Fonte:
Corriere della Sera
Autore:
Donatella Di Cesare
Simboli neonazisti ora le denunce non bastano più
Simboli, vessilli, gesti, parole d’ordine che portano l’inconfondibile marchio fascista, se non apertamente neonazista, vengono ormai sempre più ammessi e tollerati nello spazio pubblico con una certa indulgenza che sfiora la malafede. L’aumento repentino favorisce l’assuefazione. E’ bene sottolinearlo. C’è chi reagisce con una scrollata di spalle: «Sono quattro esaltati!». C’è chi invece resta imperturbabile, ancorato alla certezza fideistica che la democrazia saprà sempre reagire.
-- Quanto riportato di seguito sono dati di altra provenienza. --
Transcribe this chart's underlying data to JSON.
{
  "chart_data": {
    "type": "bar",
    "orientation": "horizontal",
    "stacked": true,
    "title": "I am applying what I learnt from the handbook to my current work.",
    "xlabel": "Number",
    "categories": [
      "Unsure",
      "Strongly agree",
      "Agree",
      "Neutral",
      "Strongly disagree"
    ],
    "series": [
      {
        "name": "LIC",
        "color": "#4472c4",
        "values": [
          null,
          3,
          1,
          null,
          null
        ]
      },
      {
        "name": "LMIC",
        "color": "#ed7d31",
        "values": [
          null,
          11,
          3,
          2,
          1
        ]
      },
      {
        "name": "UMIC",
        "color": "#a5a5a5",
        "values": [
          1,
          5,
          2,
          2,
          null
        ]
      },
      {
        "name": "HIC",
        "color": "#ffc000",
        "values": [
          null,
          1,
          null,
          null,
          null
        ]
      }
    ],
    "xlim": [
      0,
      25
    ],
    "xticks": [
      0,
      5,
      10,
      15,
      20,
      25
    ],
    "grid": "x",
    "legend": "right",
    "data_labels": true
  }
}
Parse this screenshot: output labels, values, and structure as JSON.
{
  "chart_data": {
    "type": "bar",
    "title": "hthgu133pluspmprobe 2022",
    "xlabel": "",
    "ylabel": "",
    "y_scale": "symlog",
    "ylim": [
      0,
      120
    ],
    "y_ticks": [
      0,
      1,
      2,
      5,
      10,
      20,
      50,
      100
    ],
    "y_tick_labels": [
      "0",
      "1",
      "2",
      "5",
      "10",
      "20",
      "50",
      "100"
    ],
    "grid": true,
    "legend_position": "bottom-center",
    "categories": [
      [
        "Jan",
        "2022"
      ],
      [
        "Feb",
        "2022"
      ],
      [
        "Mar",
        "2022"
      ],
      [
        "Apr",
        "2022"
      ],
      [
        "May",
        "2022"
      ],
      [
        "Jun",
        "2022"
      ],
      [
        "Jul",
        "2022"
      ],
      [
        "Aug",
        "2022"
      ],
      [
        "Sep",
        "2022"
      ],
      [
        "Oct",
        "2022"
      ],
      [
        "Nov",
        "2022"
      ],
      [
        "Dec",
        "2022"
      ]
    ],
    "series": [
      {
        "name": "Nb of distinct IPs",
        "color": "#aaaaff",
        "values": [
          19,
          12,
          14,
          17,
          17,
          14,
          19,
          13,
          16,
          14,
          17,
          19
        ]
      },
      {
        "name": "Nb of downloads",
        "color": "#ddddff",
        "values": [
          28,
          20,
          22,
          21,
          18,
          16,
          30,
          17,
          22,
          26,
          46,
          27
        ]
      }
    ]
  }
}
Come se non fossero stati eletti democraticamente i peggiori regimi. Non mancano i cittadini indignati le cui proteste, però, rischiano di svanire nel nulla, se non vengono finalmente prese serie misure di contrasto. Anzitutto quelle volte a sciogliere i gruppi responsabili. Ma la questione più seria riguarda il paradosso di questi simboli. Da un canto non si può non vedere che esercitano un enorme richiamo e riescono a mobilitare il risentimento contro gli immigrati, l’ancestrale odio antisemita. D’altro canto questi simboli, a cominciare dalla svastica, sono diventati via via più opachi. Chi oggi ne fa uso spesso non sa o non vuole sapere l’enormità dei crimini a cui così esplicitamente si richiama. Fallimento della cultura antifascista? Certo che no. Ma sdegno e irritazione non sono più sufficienti. Non basta né la manifestazione di piazza, né la leva dell’emotività. Occorre riconoscere che neofascismo e neonazismo non sono un «rigurgito del passato», bensì un fenomeno nuovo e non previsto nell’orizzonte del progresso. Non si può attendere che la storia faccia il suo corso e azzittisca i «pochi nostalgici». L’antifascismo non è dunque riducibile a quel lavoro di denuncia che, ogni volta concluso, deve invece ricominciare. Non c’è più la condivisione di un tempo. Per parlare ai più giovani non si deve dare nulla per scontato e occorrono nuovi e articolati argomenti culturali e politici.